– Миссис Гненфорт уехала сегодня на рассвете в отель «Серебряное Яблоко», по каким-то финансовым делам, а вернется только к вечеру, – охранники вновь переглянулись, но на этот раз у них по лицу пробежала тень страха. Оставаться наедине с «сумасшедшей» женщиной им не хотелось.
– Ладно, проходите. Сейчас смена караула, и поэтому внутри никого нет. Вернутся стражники только через полчаса. Постарайся за это время найти медальон сэра Курио, – мы проскользнули вовнутрь башни. Когда за нами закрылась тяжелая дверь, я с облегчением вздохнула. Но найти камеру Лиана в этом лабиринте коридоров будет не так-то просто. Внутри Тауэр был не таким зловещим, как снаружи. Все стены, потолки и полы заливал свет канделябров, которые, на удивление, горели здесь и утром. Но это вполне можно было объяснить тем, что через решеточные окна пробивалось слишком мало солнечных лучей, а без тепла в башни начинало вонять сыростью и веять холодом, который был не желателен для многочисленных замков и задвижек. Я знала, что зимой в этой башне стоят сотни, даже тысячи маленьких ламп, в которые кладут смесь крахмаленых дров и зелени. Камины в крепости не ставили из-за того, что все окна всегда закрыты, и дыму некуда было бы выходить.

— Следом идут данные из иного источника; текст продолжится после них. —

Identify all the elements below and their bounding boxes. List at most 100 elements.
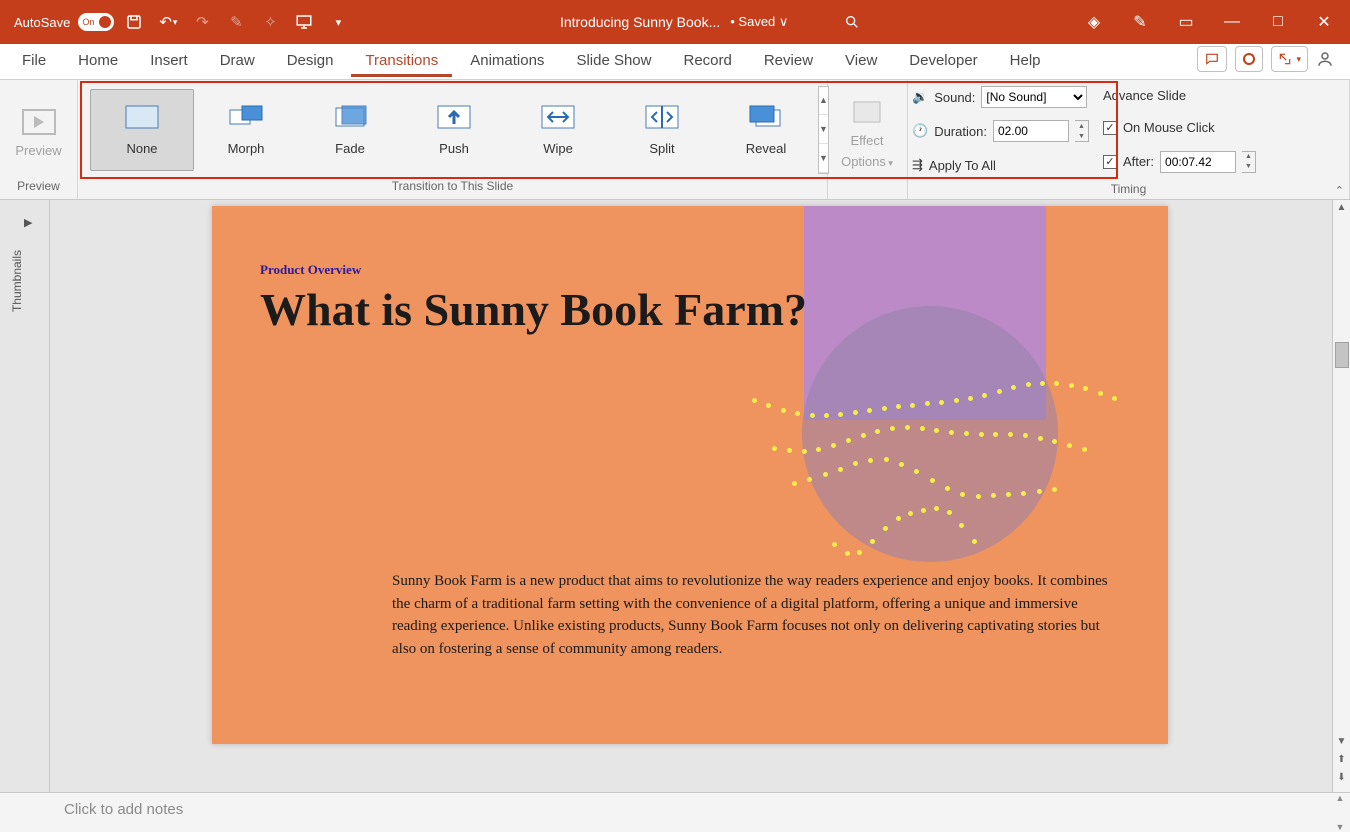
after-checkbox[interactable]: ✓ — [1103, 155, 1117, 169]
on-mouse-label: On Mouse Click — [1123, 120, 1215, 135]
next-slide-icon[interactable]: ⬇ — [1337, 772, 1345, 788]
scroll-up-icon[interactable]: ▲ — [1337, 202, 1347, 218]
save-icon[interactable] — [120, 8, 148, 36]
editor-body: ▶ Thumbnails Product Overview What is Su… — [0, 200, 1350, 792]
transition-morph[interactable]: Morph — [194, 89, 298, 171]
group-timing: 🔉 Sound: [No Sound] 🕐 Duration: ▲▼ ⇶ App… — [908, 80, 1350, 199]
apply-all-icon: ⇶ — [912, 157, 923, 173]
present-icon[interactable] — [290, 8, 318, 36]
preview-icon — [21, 107, 57, 137]
push-icon — [436, 103, 472, 131]
prev-slide-icon[interactable]: ⬆ — [1337, 754, 1345, 770]
sound-select[interactable]: [No Sound] — [981, 86, 1087, 108]
gallery-scroll[interactable]: ▲ ▼ ▼ — [818, 86, 829, 174]
morph-icon — [228, 103, 264, 131]
thumbnails-expand-icon[interactable]: ▶ — [24, 216, 32, 229]
sound-icon: 🔉 — [912, 89, 928, 105]
account-icon[interactable] — [1316, 50, 1340, 68]
slide-area[interactable]: Product Overview What is Sunny Book Farm… — [50, 200, 1332, 792]
slide-overline[interactable]: Product Overview — [260, 262, 361, 278]
preview-button[interactable]: Preview — [4, 101, 73, 158]
tab-animations[interactable]: Animations — [456, 46, 558, 77]
close-button[interactable]: ✕ — [1304, 8, 1344, 36]
tab-file[interactable]: File — [8, 46, 60, 77]
gallery-up-icon[interactable]: ▲ — [819, 87, 828, 116]
titlebar-center: Introducing Sunny Book... • Saved ∨ — [352, 8, 1074, 36]
redo-icon[interactable]: ↷ — [188, 8, 216, 36]
tab-help[interactable]: Help — [996, 46, 1055, 77]
scroll-thumb[interactable] — [1335, 342, 1349, 368]
fade-icon — [332, 103, 368, 131]
slide-title[interactable]: What is Sunny Book Farm? — [260, 284, 807, 337]
comments-button[interactable] — [1197, 46, 1227, 72]
notes-placeholder: Click to add notes — [64, 801, 183, 818]
ribbon: Preview Preview None Morph Fade — [0, 80, 1350, 200]
advance-slide-title: Advance Slide — [1103, 88, 1256, 103]
notes-scrollbar[interactable]: ▲▼ — [1332, 793, 1348, 832]
tab-draw[interactable]: Draw — [206, 46, 269, 77]
transition-gallery: None Morph Fade Push Wipe — [82, 89, 818, 171]
coming-soon-icon[interactable]: ◈ — [1074, 8, 1114, 36]
tab-record[interactable]: Record — [669, 46, 745, 77]
group-preview-label: Preview — [0, 179, 77, 199]
tab-view[interactable]: View — [831, 46, 891, 77]
minimize-button[interactable]: — — [1212, 8, 1252, 36]
slide-body[interactable]: Sunny Book Farm is a new product that ai… — [392, 570, 1108, 660]
tab-transitions[interactable]: Transitions — [351, 46, 452, 77]
qat-customize-icon[interactable]: ▾ — [324, 8, 352, 36]
tab-slideshow[interactable]: Slide Show — [562, 46, 665, 77]
tab-insert[interactable]: Insert — [136, 46, 202, 77]
thumbnails-panel[interactable]: ▶ Thumbnails — [0, 200, 50, 792]
slide-canvas[interactable]: Product Overview What is Sunny Book Farm… — [212, 206, 1168, 744]
gallery-more-icon[interactable]: ▼ — [819, 144, 828, 173]
group-transition-label: Transition to This Slide — [78, 179, 827, 199]
duration-spinner[interactable]: ▲▼ — [1075, 120, 1089, 142]
tab-design[interactable]: Design — [273, 46, 348, 77]
vertical-scrollbar[interactable]: ▲ ▼ ⬆ ⬇ — [1332, 200, 1350, 792]
scroll-down-icon[interactable]: ▼ — [1337, 736, 1347, 752]
timing-left-col: 🔉 Sound: [No Sound] 🕐 Duration: ▲▼ ⇶ App… — [912, 84, 1089, 178]
gallery-down-icon[interactable]: ▼ — [819, 115, 828, 144]
transition-reveal[interactable]: Reveal — [714, 89, 818, 171]
effect-options-icon — [849, 97, 885, 127]
effect-options-button[interactable]: Effect Options ▾ — [832, 91, 902, 169]
duration-label: Duration: — [934, 124, 987, 139]
transition-wipe[interactable]: Wipe — [506, 89, 610, 171]
tab-strip: File Home Insert Draw Design Transitions… — [0, 44, 1350, 80]
autosave-toggle[interactable]: On — [78, 13, 114, 31]
none-icon — [124, 103, 160, 131]
tab-developer[interactable]: Developer — [895, 46, 991, 77]
thumbnails-label: Thumbnails — [10, 250, 24, 312]
sound-label: Sound: — [934, 90, 975, 105]
split-icon — [644, 103, 680, 131]
transition-split[interactable]: Split — [610, 89, 714, 171]
notes-pane[interactable]: Click to add notes ▲▼ — [0, 792, 1350, 832]
undo-icon[interactable]: ↶▾ — [154, 8, 182, 36]
pen-icon[interactable]: ✎ — [1120, 8, 1160, 36]
tabstrip-right: ▾ — [1197, 46, 1350, 72]
transition-push[interactable]: Push — [402, 89, 506, 171]
apply-to-all-button[interactable]: ⇶ Apply To All — [912, 152, 1089, 178]
tab-home[interactable]: Home — [64, 46, 132, 77]
qat-tool-1-icon[interactable]: ✎ — [222, 8, 250, 36]
transition-fade[interactable]: Fade — [298, 89, 402, 171]
maximize-button[interactable]: □ — [1258, 8, 1298, 36]
qat-tool-2-icon[interactable]: ✧ — [256, 8, 284, 36]
transition-none[interactable]: None — [90, 89, 194, 171]
on-mouse-checkbox[interactable]: ✓ — [1103, 121, 1117, 135]
group-preview: Preview Preview — [0, 80, 78, 199]
after-spinner[interactable]: ▲▼ — [1242, 151, 1256, 173]
share-button[interactable]: ▾ — [1271, 46, 1308, 72]
collapse-ribbon-icon[interactable]: ⌃ — [1335, 184, 1344, 197]
search-icon[interactable] — [838, 8, 866, 36]
titlebar-right: ◈ ✎ ▭ — □ ✕ — [1074, 8, 1344, 36]
title-bar: AutoSave On ↶▾ ↷ ✎ ✧ ▾ Introducing Sunny… — [0, 0, 1350, 44]
group-transition: None Morph Fade Push Wipe — [78, 80, 828, 199]
tab-review[interactable]: Review — [750, 46, 827, 77]
after-input[interactable] — [1160, 151, 1236, 173]
document-title[interactable]: Introducing Sunny Book... — [560, 14, 720, 30]
duration-input[interactable] — [993, 120, 1069, 142]
record-button[interactable] — [1235, 46, 1263, 72]
ribbon-mode-icon[interactable]: ▭ — [1166, 8, 1206, 36]
save-status[interactable]: • Saved ∨ — [730, 14, 788, 30]
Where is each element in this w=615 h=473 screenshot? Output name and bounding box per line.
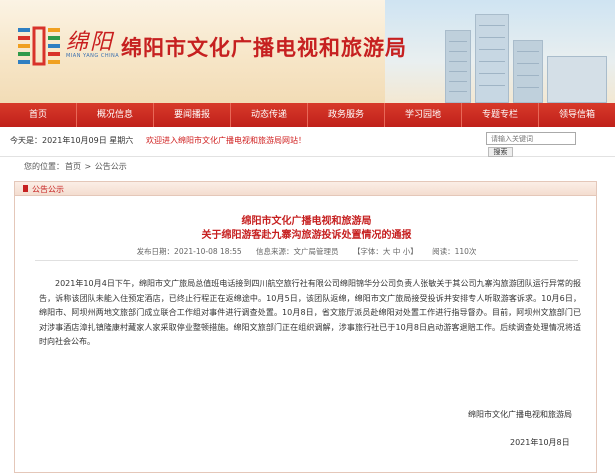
breadcrumb-prefix: 您的位置： [24,162,64,171]
breadcrumb-separator: > [82,162,94,171]
logo-subtext: MIAN YANG CHINA [66,53,120,59]
meta-divider [35,260,578,261]
section-label: 公告公示 [32,185,64,194]
logo-text: 绵阳 [66,30,115,55]
article-body: 2021年10月4日下午，绵阳市文广旅局总值班电话接到四川航空旅行社有限公司绵阳… [39,279,581,347]
breadcrumb: 您的位置：首页 > 公告公示 [24,161,128,172]
site-title: 绵阳市文化广播电视和旅游局 [121,36,407,60]
nav-item-topics[interactable]: 专题专栏 [462,103,538,127]
nav-item-services[interactable]: 政务服务 [308,103,384,127]
info-source: 信息来源：文广局管理员 [256,247,339,256]
font-size-control[interactable]: 【字体：大 中 小】 [353,247,418,256]
nav-item-home[interactable]: 首页 [0,103,76,127]
article-title-line2: 关于绵阳游客赴九寨沟旅游投诉处置情况的通报 [201,230,412,241]
city-logo-icon [18,26,60,66]
building-shape [547,56,607,103]
nav-item-overview[interactable]: 概况信息 [77,103,153,127]
search-button[interactable]: 搜索 [488,147,513,157]
panel-header: 公告公示 [15,182,596,196]
signature-date: 2021年10月8日 [510,438,570,447]
article-title-line1: 绵阳市文化广播电视和旅游局 [241,216,372,227]
nav-item-mailbox[interactable]: 领导信箱 [539,103,615,127]
header-banner: 绵阳 MIAN YANG CHINA 绵阳市文化广播电视和旅游局 [0,0,615,103]
nav-item-updates[interactable]: 动态传递 [231,103,307,127]
building-shape [445,30,471,103]
nav-item-news[interactable]: 要闻播报 [154,103,230,127]
search-input[interactable] [486,132,576,145]
current-date: 今天是：2021年10月09日 星期六 [10,136,134,145]
banner-skyline-image [385,0,615,103]
info-bar: 今天是：2021年10月09日 星期六 欢迎进入绵阳市文化广播电视和旅游局网站！… [0,127,615,157]
publish-time: 发布日期：2021-10-08 18:55 [136,247,242,256]
section-marker-icon [23,185,28,192]
breadcrumb-home-link[interactable]: 首页 [65,162,81,171]
signature-organization: 绵阳市文化广播电视和旅游局 [468,410,572,419]
welcome-message: 欢迎进入绵阳市文化广播电视和旅游局网站！ [146,136,306,145]
nav-item-learning[interactable]: 学习园地 [385,103,461,127]
content-panel: 公告公示 绵阳市文化广播电视和旅游局 关于绵阳游客赴九寨沟旅游投诉处置情况的通报… [14,181,597,473]
main-nav: 首页 概况信息 要闻播报 动态传递 政务服务 学习园地 专题专栏 领导信箱 [0,103,615,127]
view-count: 阅读：110次 [432,247,477,256]
building-shape [513,40,543,103]
breadcrumb-current-link[interactable]: 公告公示 [95,162,127,171]
article-meta: 发布日期：2021-10-08 18:55 信息来源：文广局管理员 【字体：大 … [15,246,598,257]
building-shape [475,14,509,103]
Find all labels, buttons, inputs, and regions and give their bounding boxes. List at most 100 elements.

Но вся эта розовая дымка развеялась, когда я услышала глубокий, исходящий от самого сердца, вопль какой-то женщины. Я не смогла разобрать слов, ибо она говорила, вернее, кричала, на неизвестном мне языке.
– Что это за крик? – тихо спросила я, с ужасом оглядываясь по сторонам.
– Это голос Тангюль Ханым, – будто разговаривая с самим собой, поведал Паскуаль.
– Тангал Ганым? – с трудом проговорила я непонятное имя.
– Не Тангал Ганым, а Тангюль Ханым. Так зовут заключенную турчанку, мисс. Она, осиротев, приехала в Англию. Освоив торговое ремесло, девушка стала торговать тканями. Однажды она предложила желтый шелк самой королеве. Миледи считала, что это цвет дьявола, и поэтому приказала запереть торговку в темнице, как изменщицу государства. Никто не понимал такой резкости Екатерины, ведь она всегда была добра к своим поданным. Теперь Тангюль отправят обратно в Турцию, но уже как рабыню, – вновь раздался душераздирающий вопль, но уже на ломанном английском. Турчанка будто услышала слова пажа. «Я не рабыня, не рабыня!» – выла она голосом раннего волка.
– Говорят, что она ведьма, умеет гадать по руке, может наложить смертельную порчу, созерцать будущее и так далее. Я не верю в эти сказки, но все же в этой женщине есть что-то особенное, то, чего невозможно найти даже в богатой придворной даме.
– Ты ее видел?
– Да, один раз. Я был здесь вместе с хозяином в тот день, когда Тангюль вели в камеру. Она и тогда кричала, вырывалась. Но даже в разорванном платье и с потрепанными волосами она была краше цветка. Жаль, что теперь ее будут продавать и покупать, как вещь.
– Теперь нам предстоит двойная миссия, – задумчиво проговорила я, склонив голову набок. Паскуаль непонимающе уставился на меня: – Что вы имеете в виду?
– Было бы неплохо, если бы мы освободили и эту турчанку. Если, как ты говоришь, она красива, то ее ожидает достойное будущее. Она ведь может вернуться в Турцию, только, как свободная женщина. И мы ей в этом поможем. А сейчас идем, первым делом освободим Лиана, а уже потом эту мусульманку, – меня поразили собственные слова. Но я чувствовала, что должна помочь этой женщине, пускай она и была другой веры. Что-то тянуло меня туда, где смыкались коридоры вокруг двери ее камеры. Это было, как сон: непонятно, бесчувственно, но так волнительно и загадочно.
Пока мы взбирались по лестницам, я много передумала и перекрутила в своей голове. Но меня не покидала мысль, что придется расстаться с Лианом. Я спасала его, чтобы обрести, а получилось, чтобы потерять. Он уедет, возможно, возьмет с собой Тангюль, а я буду вынуждена вернуться к той жизни, которая ожидала меня за воротами дворца. Через два дня намечался турнир бал, и я надеялась, что дворцовые хлопоты отвлекут меня от печальной мысли. Но сейчас, с каждым шагов приближаясь все больше к
И наконец, передо мной показалась массивная, оббитая железными прутьями, дверь с двумя ржавыми замками: – Они охраняют его, как преступника, – с горечью в голосе пролепетала я: – Допустим, мы сумеем открыть замки, но что делать с этими прутьями? Они держат дверь, – Паскуаль шагнул вперед и несколько минут молча рассматривал огромные замки с многочисленными дырочками и выпуклостями.